XAUUSD up or down? Fed Jerome Powell abandons view on inflation

“Technically, trigger point to accelerate to upside is $1794.30. This price level can trigger a rally from $1819.30 to $1822.10.

Yields on US Treasuries strengthen

Gold futures are trading higher on Friday after reversing previous weakness. The dimension behind recovery is fastest-rising inflation news since 1982 in November, putting pressure on economic recovery and raising stakes for the Federal Reserve.

Treasury yields strengthened on this news and US Dollar held steady, suggesting XAUUSD move was a jerk response to a rise in inflation. Gains may be limited as rising consumer prices could move Fed closer to raising rates.

February Gold price on Comex exchange is trading at $1779.90, up $3.20 or +0.18%. On Thursday, SPDR Gold Shares ETF (GLD) closed at $165.87, down $1.03 or -0.62%.

It wouldn’t be entirely surprising if gold rallied today because of high inflation numbers, faster Fed falls and early rate hikes that have been in market for weeks. This can be a “sell rumor, buy truth” situation.

The consumer price index, which measures cost of a broad basket of goods, rose 0.8 percent on month, good at a 6.8 percent year-on-year pace and fastest pace since May. June 1982.

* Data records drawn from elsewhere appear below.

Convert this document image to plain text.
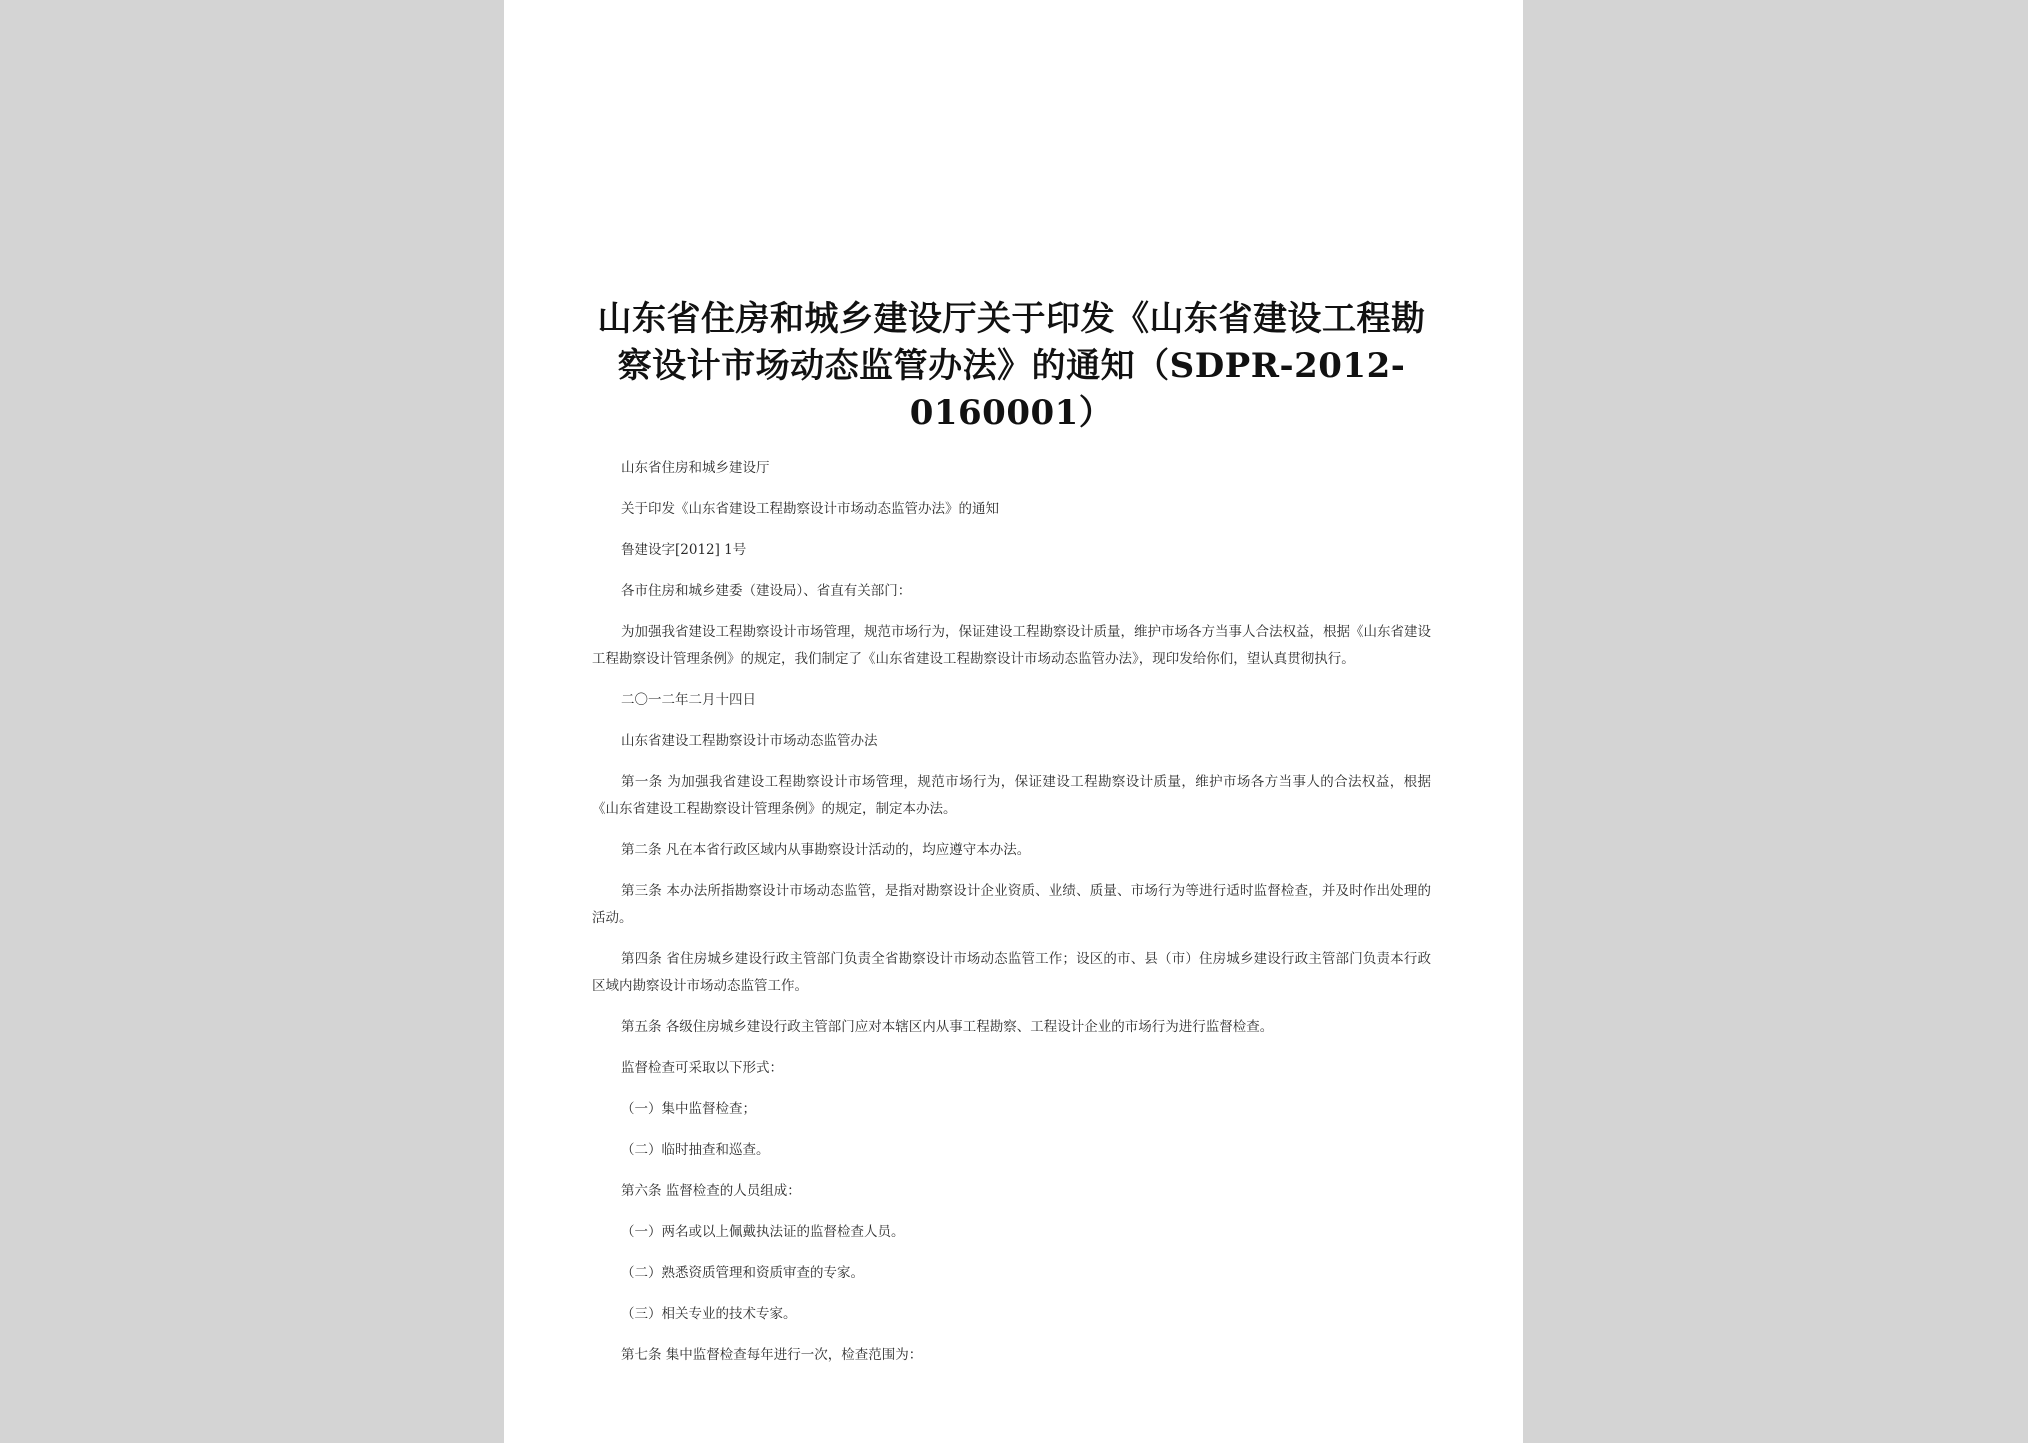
山东省住房和城乡建设厅关于印发《山东省建设工程勘察设计市场动态监管办法》的通知（SDPR-2012-0160001）

山东省住房和城乡建设厅

关于印发《山东省建设工程勘察设计市场动态监管办法》的通知

鲁建设字[2012] 1号

各市住房和城乡建委（建设局）、省直有关部门：

为加强我省建设工程勘察设计市场管理，规范市场行为，保证建设工程勘察设计质量，维护市场各方当事人合法权益，根据《山东省建设工程勘察设计管理条例》的规定，我们制定了《山东省建设工程勘察设计市场动态监管办法》，现印发给你们，望认真贯彻执行。

二〇一二年二月十四日

山东省建设工程勘察设计市场动态监管办法

第一条 为加强我省建设工程勘察设计市场管理，规范市场行为，保证建设工程勘察设计质量，维护市场各方当事人的合法权益，根据《山东省建设工程勘察设计管理条例》的规定，制定本办法。

第二条 凡在本省行政区域内从事勘察设计活动的，均应遵守本办法。

第三条 本办法所指勘察设计市场动态监管，是指对勘察设计企业资质、业绩、质量、市场行为等进行适时监督检查，并及时作出处理的活动。

第四条 省住房城乡建设行政主管部门负责全省勘察设计市场动态监管工作；设区的市、县（市）住房城乡建设行政主管部门负责本行政区域内勘察设计市场动态监管工作。

第五条 各级住房城乡建设行政主管部门应对本辖区内从事工程勘察、工程设计企业的市场行为进行监督检查。

监督检查可采取以下形式：

（一）集中监督检查；

（二）临时抽查和巡查。

第六条 监督检查的人员组成：

（一）两名或以上佩戴执法证的监督检查人员。

（二）熟悉资质管理和资质审查的专家。

（三）相关专业的技术专家。

第七条 集中监督检查每年进行一次，检查范围为：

Excluding food and energy prices, core CPI rose 0.5% on month and 4.9% from a year ago, strongest gain since mid-1991.

Dow Jones estimates are for a 6.7% year-over-year gain for headline CPI and 4.9% for core.

US Treasury yields edged up their weekly gains on Friday following hotter-than-expected inflation data.

The yield on benchmark 10-year Treasury note rose 2.1 basis points to 1.508 percent. Yields on 30-year Treasury note rose 1.7 basis points to 1,883%.

With release of strong inflation data,  Fed is now tipped to double its asset-buying reductions to $30 billion a month, likely starting in January. That could allow Fed start raising interest rates as soon as next spring.

Gold could spike above $1794.30 as inflation is likely to pick up again in December and Fed is not expected to accelerate pace of taper through January and rate hikes until June.

Profits could be limited if US Treasury yields continue to rise.

Fed Jerome Powell abandons view on “transient” inflation

The biggest economic event for financial markets has traditionally been Jobs Day, but in recent months CPI Day has come into spotlight. That’s because US economy is about to reach full employment, while labor force participation rate has outpaced pandemic era. While a strong recovery is a great sign for economy, it doesn’t mean all is well for average American.

Headline inflation today is forecast to show 6.8% year-on-year growth in November, which would be highest since the summer of 1982 and surpass 6.2% gain seen. in October. The Core Consumer Price Index (Core CPI) is also expected to be as high as 4.9%, prompting Fed Chairman Jerome Powell to recently abandon his view on “transient” inflation. “. Contributing to this increase are unprecedented recovery and stimulus demand, transportation and shortages of both supply and labor.

The deteriorating price environment will likely prompt FOMC officials to accelerate stimulus withdrawal or implement policy tightening more quickly. It also signals a major turnaround for central bank, which has so far been more worried about “maximum employment” aspect of its dual mandate, than it is about “stable prices.”Current market valuation is for Fed to announce its first 25 basis point rate hike in May or June 2022, while high inflation could accelerate uptake of its monthly bond-buying program. $120 billion, possibly ending in March.